Table 1.
Comp | Explanation | Figure 8 usage | Figure 1 usage |
---|---|---|---|
Data | Data to visualize, containing variables and values | A gene expression table | A GRanges object (core data structure in Bioconductor) |
Geom | A geometric object draws the data as a graphical primitive. Types of primitives include points, lines, polygons or text. Some statistical or composite primitives, such as histogram, boxplot and point range, are considered to be geoms | Points with color indicating significance of expression (red = significant, black = not) | Alignments (new), Chevron (new) |
Stat | A statistical transformation transforms, filters and/or summarizes a variable prior to plotting. For example, binning and counting is necessary to make a histogram. The default would be an identity transformation, which does not change the data. In ggplot2 an appropriate default transformation is chosen according to the geom, for example, the bin transform for the histogram geom. Thus, the user rarely needs to explicitly specify one | Identity (computation of M value and A values is done outside of the grammar) | Steppings (new) |
Scales | A scale maps the variables (for example, expression, treatment, gene id) from data space to aesthetics (for example, position, color, area). Scales also control associated guides like axes and legends. Included in scales are numerical transformations such as log or square root of variables, so that an axis can be drawn on a log scale, for example. The default is a linear scale | A, the log geometric average, the x axis, and M, the log ratio mapped to the y axis | Genomic position mapped to position along x axis, and levels mapped to y axis |
Coord | A coordinate system controls how two position scales work together.
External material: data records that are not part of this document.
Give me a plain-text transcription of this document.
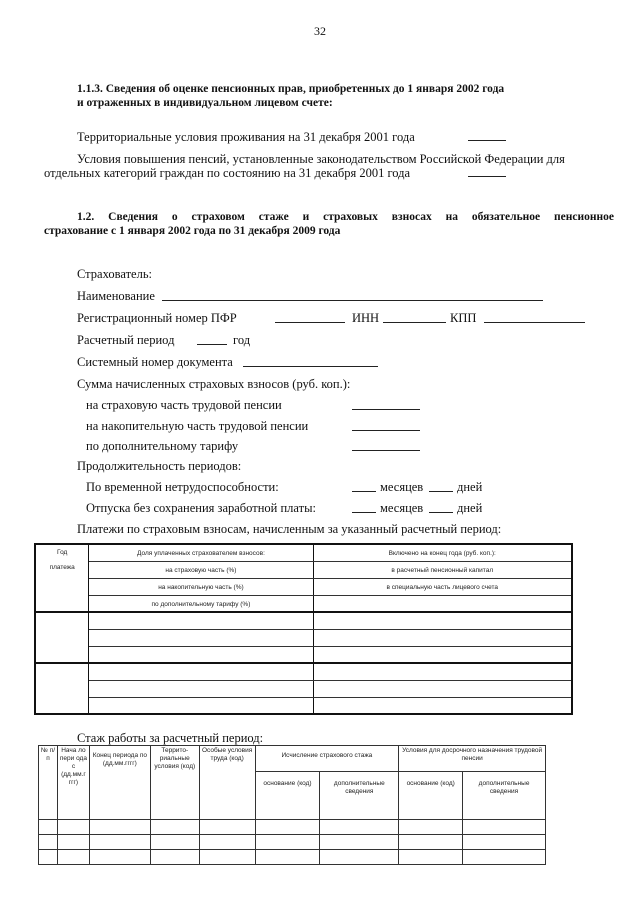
32
1.1.3. Сведения об оценке пенсионных прав, приобретенных до 1 января 2002 года
и отраженных в индивидуальном лицевом счете:
Территориальные условия проживания на 31 декабря 2001 года
Условия повышения пенсий, установленные законодательством Российской Федерации для
отдельных категорий граждан по состоянию на 31 декабря 2001 года
1.2. Сведения о страховом стаже и страховых взносах на обязательное пенсионное
страхование с 1 января 2002 года по 31 декабря 2009 года
Страхователь:
Наименование
Регистрационный номер ПФР	ИНН	КПП
Расчетный период	год
Системный номер документа
Сумма начисленных страховых взносов (руб. коп.):
на страховую часть трудовой пенсии
на накопительную часть трудовой пенсии
по дополнительному тарифу
Продолжительность периодов:
По временной нетрудоспособности:	месяцев	дней
Отпуска без сохранения заработной платы:	месяцев	дней
Платежи по страховым взносам, начисленным за указанный расчетный период:
Год
платежа	Доля уплаченных страхователем взносов:	Включено на конец года (руб. коп.):
	на страховую часть (%)	в расчетный пенсионный капитал
	на накопительную часть (%)	в специальную часть лицевого счета
	по дополнительному тарифу (%)	

Стаж работы за расчетный период:
№ п/п	Нача ло пери ода с (дд.мм.г ггг)	Конец периода по (дд.мм.гггг)	Террито- риальные условия (код)	Особые условия труда (код)	Исчисление страхового стажа		Условия для досрочного назначения трудовой пенсии	
					основание (код)	дополнительные сведения	основание (код)	дополнительные сведения
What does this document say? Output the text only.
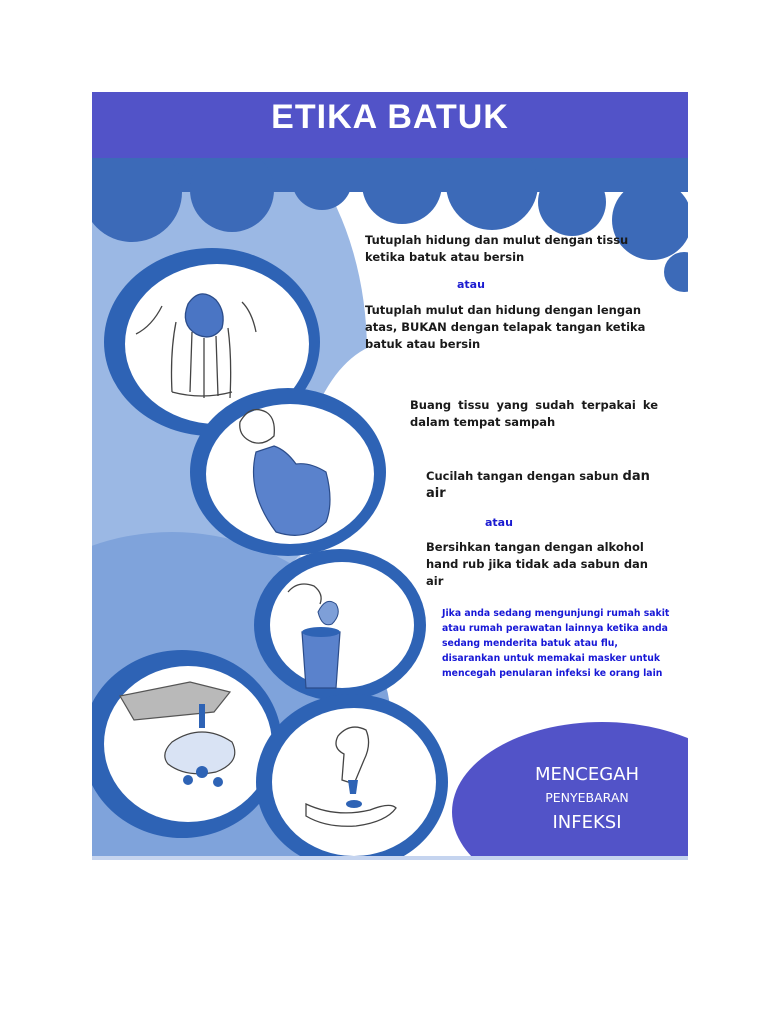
ETIKA BATUK
Tutuplah hidung dan mulut dengan tissu ketika batuk atau bersin
atau
Tutuplah mulut dan hidung dengan lengan atas, BUKAN dengan telapak tangan ketika batuk atau bersin
Buang tissu yang sudah terpakai ke dalam tempat sampah
Cucilah tangan dengan sabun dan air
atau
Bersihkan tangan dengan alkohol hand rub jika tidak ada sabun dan air
Jika anda sedang mengunjungi rumah sakit atau rumah perawatan lainnya ketika anda sedang menderita batuk atau flu, disarankan untuk memakai masker untuk mencegah penularan infeksi ke orang lain
MENCEGAH
PENYEBARAN
INFEKSI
The default is the Cartesian coordinate system, but others such as a polar coordinate system could be chosen | Cartesian | Cartesian |
Facet | A faceting specification is used to produce small multiples [42] for subsets of the data. In other graphical systems it is known as latticing [43], trellising [44] or even conditioning | None | None |
Layout (new) | A layout is a new grammatical component for controlling how multiple plots are arranged in a figure. It was motivated by the need to display multiple genomic annotation data sets simultaneously, and also supports genomic overviews | Single | Linear |
Components of the basic grammar of graphics, and the extended grammar, and how they are used in Figures 8 and 1. Figure 9 illustrates how the grammar has been extended for biological data. Entries marked with 'new' are those developed as part of this work; the rest are inherited from ggplot2.